Oh the pain for so many years. Oh the many doctors appointments; regular, gyno, and chiropractor. Had an MRI done on my lower back. Many x-rays and pelvic exams. I have sometimes felt like a lab rat. I have been told that I have compressed lower vertebrae and that physical therapy would be my only option to ease the pain. I started physical therapy, and the pain got worse. Like I couldn't walk worse. It was so awful. I stopped going to therapy and just take ibuprofen like tic-tacs to ease the pain. To this day, I am only able to work out at the gym certain times during the month because the pain gets so bad I can hardly walk or stand. The compressed vertebrae is not the sole issue to this pain. The monster is helping in more ways!

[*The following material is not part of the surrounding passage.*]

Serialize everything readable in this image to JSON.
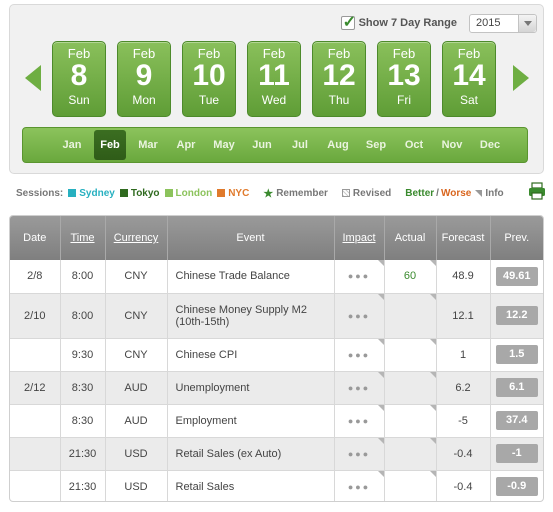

My regular physician prescribes me an as needed medicine for my IBS. Well, we think it is IBS. Another disease that can not really be explained or diagnosed. Just call me the experiment from God. ;) Come to find out, IBS symptoms are symptoms of the monster too. Let me tell you, a girl can not win with this monster hanging around. Sadly, there is no cure, and we have to experiment with drugs, remedies, ideas, etc to ease the pain and symptoms of this nasty unruly disease. There is no regular restroom breaks anymore. You never know when it is going to hurt to push, burn, or send sharp shooting pains down your rectum. For years I thought I was going to have to have a colonoscopy, but my doctors never seemed to be concerned about it. "Was I not explaining myself well? Did I not tell them HOW bad it hurts? Should I cry to them?" All of this goes through your head, because all you want is an answer and for someone to tell you you are not going insane.
The poor men! I am not saying this in a sarcastic way either. The husbands and boyfriends of women with endometriosis hurt as bad as we do. Not only in the bedroom, but they see the hurt on our faces and the discomfort in our everyday lives. To have a healthy relationship, you must be intimate. To be intimate, you must be able to relax, feel pleasure, and at least strive for it. Well, that is easier said then done when the monster is present. It does not stop. Ok, I have at least 4 good days a month. That is not exaggerating! Ask my husband. He will tell you. 4 days were I don't feel bloated, I do not have pelvic pain, and actually have energy to do things. Then we are intimate and the entire cycle starts all over again. I am so uncomfortable the next day. I feel like I never work out and gained 10 pounds. The jeans I wore the day before are super uncomfortable. I can not relax, pelvic pain is back, and the bathroom breaks are uneasy. So, yes, the poor men. Would you want to go through all that again just to be intimate?